R&D tax credit funding allows companies with significant research and development expenditure to borrow against their expected government R&D rebates before they are received. This mechanism is common practice among technology companies that generate substantial R&D tax credits through eligible innovation activities.
The structure is considered “non-dilutive” because it does not require issuing new shares or equity to raise capital. Instead, companies monetise an existing government entitlement, preserving ownership percentages for current shareholders while accessing working capital to support ongoing operations.
For investors, this funding type signals management’s confidence that equity markets are undervaluing the company, making debt secured against tax credits a more shareholder-friendly option than raising capital through share placements at current prices.
Facility terms and structure
The ClearVue Technologies R&D Funding Facility carries an 8% per annum interest rate and a 4% implementation fee. The facility includes an attaching options structure where RiverFort receives options equal to 30% of each drawdown amount divided by the Reference Price (5-day VWAP on the trading day prior to drawdown), exercisable at 130% of the Reference Price, expiring 24 months from the relevant drawdown date.
| Term | Detail |
|---|---|
| Headline Amount | A$3,000,000 |
| Initial Drawdown | A$1,000,000 (on or before 12 March 2026) |
| Interest Rate | 8% per annum |
| Implementation Fee | 4% |
| Options Exercise Price | 130% of Reference Price |
| Options Expiry | 24 months from drawdown |
| Availability Period | 12 months from last drawdown |
The options structure provides upside alignment for RiverFort while the interest rate reflects the secured nature of the facility against the R&D rebate. The 12-month availability period provides flexibility for ClearVue to access the additional A$2.0 million as operational milestones are achieved.
Strategic use of proceeds
The facility proceeds will be allocated across four operational categories, each targeting certification milestones and commercial deployment activities that represent key value drivers for the business:
- Testing and certification programmes
- Product compliance and validation initiatives
- Advancement of commercial deployment activities
- General working capital
This allocation directly supports the operational pathway required to unlock commercial revenue opportunities.
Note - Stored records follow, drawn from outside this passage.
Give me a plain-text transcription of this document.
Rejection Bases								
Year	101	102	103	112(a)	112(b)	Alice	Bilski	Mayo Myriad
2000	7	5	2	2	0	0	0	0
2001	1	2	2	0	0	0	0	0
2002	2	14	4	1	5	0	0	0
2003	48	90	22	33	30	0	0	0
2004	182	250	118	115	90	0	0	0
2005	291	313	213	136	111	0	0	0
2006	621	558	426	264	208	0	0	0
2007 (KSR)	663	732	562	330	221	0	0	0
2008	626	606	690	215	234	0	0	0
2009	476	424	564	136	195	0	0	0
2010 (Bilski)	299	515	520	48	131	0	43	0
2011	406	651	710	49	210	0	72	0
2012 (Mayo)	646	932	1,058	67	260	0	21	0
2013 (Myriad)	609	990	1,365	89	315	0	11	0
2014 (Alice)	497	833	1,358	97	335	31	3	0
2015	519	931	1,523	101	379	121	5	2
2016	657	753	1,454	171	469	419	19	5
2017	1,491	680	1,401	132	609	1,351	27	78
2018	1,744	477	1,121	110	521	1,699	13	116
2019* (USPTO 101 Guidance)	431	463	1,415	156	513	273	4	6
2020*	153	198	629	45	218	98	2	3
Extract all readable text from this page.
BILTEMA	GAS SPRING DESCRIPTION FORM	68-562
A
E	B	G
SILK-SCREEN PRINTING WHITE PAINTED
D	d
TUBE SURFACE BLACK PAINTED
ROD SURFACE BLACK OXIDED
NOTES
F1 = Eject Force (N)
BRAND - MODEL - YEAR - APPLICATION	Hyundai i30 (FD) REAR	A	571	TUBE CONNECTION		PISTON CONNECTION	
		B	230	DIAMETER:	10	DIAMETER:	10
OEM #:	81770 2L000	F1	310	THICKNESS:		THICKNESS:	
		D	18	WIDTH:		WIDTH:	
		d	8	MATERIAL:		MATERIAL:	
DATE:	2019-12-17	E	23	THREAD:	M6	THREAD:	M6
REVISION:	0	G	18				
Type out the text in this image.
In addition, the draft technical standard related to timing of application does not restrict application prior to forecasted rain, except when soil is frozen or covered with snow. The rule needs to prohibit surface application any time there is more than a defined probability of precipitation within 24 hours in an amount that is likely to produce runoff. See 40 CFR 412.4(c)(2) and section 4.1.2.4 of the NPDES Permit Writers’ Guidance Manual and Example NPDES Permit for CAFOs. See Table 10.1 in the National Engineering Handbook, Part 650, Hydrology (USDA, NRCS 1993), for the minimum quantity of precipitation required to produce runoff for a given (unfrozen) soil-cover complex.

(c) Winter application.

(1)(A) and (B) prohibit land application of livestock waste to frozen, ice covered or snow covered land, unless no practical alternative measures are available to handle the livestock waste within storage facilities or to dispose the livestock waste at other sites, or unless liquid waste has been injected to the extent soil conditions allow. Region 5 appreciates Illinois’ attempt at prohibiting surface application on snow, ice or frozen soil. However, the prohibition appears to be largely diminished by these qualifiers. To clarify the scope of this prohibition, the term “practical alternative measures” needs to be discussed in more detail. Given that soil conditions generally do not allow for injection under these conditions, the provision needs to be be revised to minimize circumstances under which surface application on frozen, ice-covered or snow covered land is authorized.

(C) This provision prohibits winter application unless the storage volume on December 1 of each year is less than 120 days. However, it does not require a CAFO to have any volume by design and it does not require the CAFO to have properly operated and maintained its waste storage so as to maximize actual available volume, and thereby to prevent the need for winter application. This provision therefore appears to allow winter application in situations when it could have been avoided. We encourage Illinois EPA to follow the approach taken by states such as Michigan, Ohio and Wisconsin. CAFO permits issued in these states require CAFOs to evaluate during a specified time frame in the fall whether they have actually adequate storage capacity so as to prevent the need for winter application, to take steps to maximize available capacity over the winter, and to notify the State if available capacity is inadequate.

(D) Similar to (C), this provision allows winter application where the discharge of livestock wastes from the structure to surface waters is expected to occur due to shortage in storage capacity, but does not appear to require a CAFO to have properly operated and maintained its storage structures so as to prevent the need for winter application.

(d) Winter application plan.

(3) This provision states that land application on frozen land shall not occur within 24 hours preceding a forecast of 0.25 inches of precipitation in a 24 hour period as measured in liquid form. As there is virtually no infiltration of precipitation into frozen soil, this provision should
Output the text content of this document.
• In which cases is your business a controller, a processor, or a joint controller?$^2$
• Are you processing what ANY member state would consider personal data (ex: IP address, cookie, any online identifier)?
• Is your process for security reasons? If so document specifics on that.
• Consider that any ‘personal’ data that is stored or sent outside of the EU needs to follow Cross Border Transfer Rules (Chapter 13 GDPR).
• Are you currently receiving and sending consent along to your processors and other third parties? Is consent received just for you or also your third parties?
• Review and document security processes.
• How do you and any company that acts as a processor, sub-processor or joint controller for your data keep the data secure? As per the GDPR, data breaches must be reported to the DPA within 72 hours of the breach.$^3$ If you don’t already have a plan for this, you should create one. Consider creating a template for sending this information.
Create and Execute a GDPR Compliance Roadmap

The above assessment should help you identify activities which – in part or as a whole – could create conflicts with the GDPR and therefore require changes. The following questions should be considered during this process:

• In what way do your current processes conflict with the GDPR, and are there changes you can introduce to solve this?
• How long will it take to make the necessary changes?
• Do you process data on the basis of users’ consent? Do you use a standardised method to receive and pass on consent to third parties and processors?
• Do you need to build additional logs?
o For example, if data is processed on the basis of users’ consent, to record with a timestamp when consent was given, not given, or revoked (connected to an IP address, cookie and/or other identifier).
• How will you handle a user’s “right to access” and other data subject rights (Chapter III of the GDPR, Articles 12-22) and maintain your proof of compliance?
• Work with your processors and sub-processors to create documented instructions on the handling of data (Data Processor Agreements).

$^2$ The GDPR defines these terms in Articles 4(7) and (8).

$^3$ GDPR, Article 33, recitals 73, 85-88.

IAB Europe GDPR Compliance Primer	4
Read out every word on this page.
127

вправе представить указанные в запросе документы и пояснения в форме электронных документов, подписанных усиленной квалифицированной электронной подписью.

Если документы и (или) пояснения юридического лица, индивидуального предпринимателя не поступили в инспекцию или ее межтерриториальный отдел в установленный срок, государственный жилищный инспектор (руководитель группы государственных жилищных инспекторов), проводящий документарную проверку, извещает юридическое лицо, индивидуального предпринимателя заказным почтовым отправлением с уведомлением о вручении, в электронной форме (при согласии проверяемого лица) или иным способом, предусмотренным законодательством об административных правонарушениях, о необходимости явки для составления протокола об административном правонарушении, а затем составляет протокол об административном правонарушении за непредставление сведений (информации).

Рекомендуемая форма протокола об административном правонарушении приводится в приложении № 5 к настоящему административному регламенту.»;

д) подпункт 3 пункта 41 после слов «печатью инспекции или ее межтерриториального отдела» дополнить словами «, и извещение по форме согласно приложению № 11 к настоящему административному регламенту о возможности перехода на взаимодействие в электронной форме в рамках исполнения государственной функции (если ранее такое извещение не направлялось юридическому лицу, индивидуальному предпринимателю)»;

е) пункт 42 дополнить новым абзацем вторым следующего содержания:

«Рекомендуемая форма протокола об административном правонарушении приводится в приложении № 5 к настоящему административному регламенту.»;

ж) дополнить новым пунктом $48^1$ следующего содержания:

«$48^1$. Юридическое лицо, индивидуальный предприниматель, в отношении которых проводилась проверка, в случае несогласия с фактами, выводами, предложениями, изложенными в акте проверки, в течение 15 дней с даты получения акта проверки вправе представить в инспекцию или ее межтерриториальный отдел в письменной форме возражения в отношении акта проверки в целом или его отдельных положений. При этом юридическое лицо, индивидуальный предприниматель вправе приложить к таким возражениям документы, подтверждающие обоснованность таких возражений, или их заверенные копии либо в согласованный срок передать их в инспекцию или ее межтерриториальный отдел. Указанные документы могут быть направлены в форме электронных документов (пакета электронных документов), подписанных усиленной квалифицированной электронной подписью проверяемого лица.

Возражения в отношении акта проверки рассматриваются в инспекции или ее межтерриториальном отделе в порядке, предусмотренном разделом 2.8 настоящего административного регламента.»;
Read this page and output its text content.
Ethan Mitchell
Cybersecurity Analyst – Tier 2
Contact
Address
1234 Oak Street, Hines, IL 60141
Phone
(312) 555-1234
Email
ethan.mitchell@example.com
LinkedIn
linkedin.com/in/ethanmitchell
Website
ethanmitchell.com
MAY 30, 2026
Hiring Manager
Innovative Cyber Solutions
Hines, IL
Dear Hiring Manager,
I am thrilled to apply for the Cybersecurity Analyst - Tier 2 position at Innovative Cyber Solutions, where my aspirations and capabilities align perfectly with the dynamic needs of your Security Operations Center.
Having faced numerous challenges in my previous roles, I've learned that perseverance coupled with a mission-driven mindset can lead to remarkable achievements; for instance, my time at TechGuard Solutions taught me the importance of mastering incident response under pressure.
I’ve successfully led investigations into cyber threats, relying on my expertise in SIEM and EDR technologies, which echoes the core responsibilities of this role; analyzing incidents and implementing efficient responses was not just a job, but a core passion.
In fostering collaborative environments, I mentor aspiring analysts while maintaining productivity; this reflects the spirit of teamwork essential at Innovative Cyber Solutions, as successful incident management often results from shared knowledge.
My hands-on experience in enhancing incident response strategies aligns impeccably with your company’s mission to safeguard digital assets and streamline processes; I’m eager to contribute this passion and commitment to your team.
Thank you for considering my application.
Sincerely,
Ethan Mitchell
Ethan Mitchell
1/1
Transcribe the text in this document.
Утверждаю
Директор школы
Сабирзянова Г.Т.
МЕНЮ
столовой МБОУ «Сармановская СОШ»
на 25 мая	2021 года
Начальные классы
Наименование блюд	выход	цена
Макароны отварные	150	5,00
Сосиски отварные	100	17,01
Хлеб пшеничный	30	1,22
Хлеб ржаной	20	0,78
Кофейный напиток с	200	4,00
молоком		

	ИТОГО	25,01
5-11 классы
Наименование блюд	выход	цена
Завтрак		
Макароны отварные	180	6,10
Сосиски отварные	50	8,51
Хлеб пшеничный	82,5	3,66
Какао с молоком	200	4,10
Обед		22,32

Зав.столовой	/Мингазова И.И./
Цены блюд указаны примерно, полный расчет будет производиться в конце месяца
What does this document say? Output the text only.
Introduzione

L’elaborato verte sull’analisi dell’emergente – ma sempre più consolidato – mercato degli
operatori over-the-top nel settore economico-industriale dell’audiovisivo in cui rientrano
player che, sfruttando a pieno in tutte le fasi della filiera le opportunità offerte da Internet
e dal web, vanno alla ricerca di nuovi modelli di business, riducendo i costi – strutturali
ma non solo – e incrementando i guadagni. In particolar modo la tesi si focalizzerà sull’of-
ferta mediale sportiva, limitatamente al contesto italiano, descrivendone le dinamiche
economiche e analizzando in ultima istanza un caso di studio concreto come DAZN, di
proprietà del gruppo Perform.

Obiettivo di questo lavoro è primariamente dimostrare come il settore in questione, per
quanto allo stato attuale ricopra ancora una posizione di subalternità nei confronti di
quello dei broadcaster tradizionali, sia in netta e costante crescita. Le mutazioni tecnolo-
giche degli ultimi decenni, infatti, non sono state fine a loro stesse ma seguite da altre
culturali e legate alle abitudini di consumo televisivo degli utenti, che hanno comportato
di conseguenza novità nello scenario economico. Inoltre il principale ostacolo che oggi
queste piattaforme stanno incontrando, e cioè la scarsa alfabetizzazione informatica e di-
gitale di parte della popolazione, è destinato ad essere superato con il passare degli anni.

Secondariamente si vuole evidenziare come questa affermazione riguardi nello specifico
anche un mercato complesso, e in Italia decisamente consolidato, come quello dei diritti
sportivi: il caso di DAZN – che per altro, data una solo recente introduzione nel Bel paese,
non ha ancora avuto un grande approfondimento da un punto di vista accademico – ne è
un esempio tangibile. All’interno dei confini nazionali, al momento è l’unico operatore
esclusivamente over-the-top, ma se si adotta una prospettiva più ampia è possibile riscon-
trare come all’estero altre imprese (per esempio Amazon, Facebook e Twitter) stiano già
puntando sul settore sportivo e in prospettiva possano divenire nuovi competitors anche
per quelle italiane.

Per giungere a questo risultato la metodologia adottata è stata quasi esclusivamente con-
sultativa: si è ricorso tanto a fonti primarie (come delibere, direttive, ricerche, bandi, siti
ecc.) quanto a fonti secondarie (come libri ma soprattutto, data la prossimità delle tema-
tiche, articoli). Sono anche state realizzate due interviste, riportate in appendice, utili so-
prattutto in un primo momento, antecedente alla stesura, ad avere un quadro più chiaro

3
Testing and certification programmes represent critical milestones for building product adoption, while compliance and validation initiatives address market entry requirements across different jurisdictions.
The focus on commercial deployment activities signals the Company’s transition from development phase to active market engagement, with working capital supporting day-to-day operations during this progression.
Management and partner perspective
Chief Executive Officer Douglas Hunt emphasised the facility’s shareholder protection benefits and execution focus in the Company’s announcement:
Douglas Hunt, CEO & Managing Director
“This Facility provides CPV with structured capital at a time when the Board views the Company as materially undervalued by the market. Importantly, it enables us to advance critical certification milestones, while protecting existing shareholders from unnecessary dilution at current market levels.”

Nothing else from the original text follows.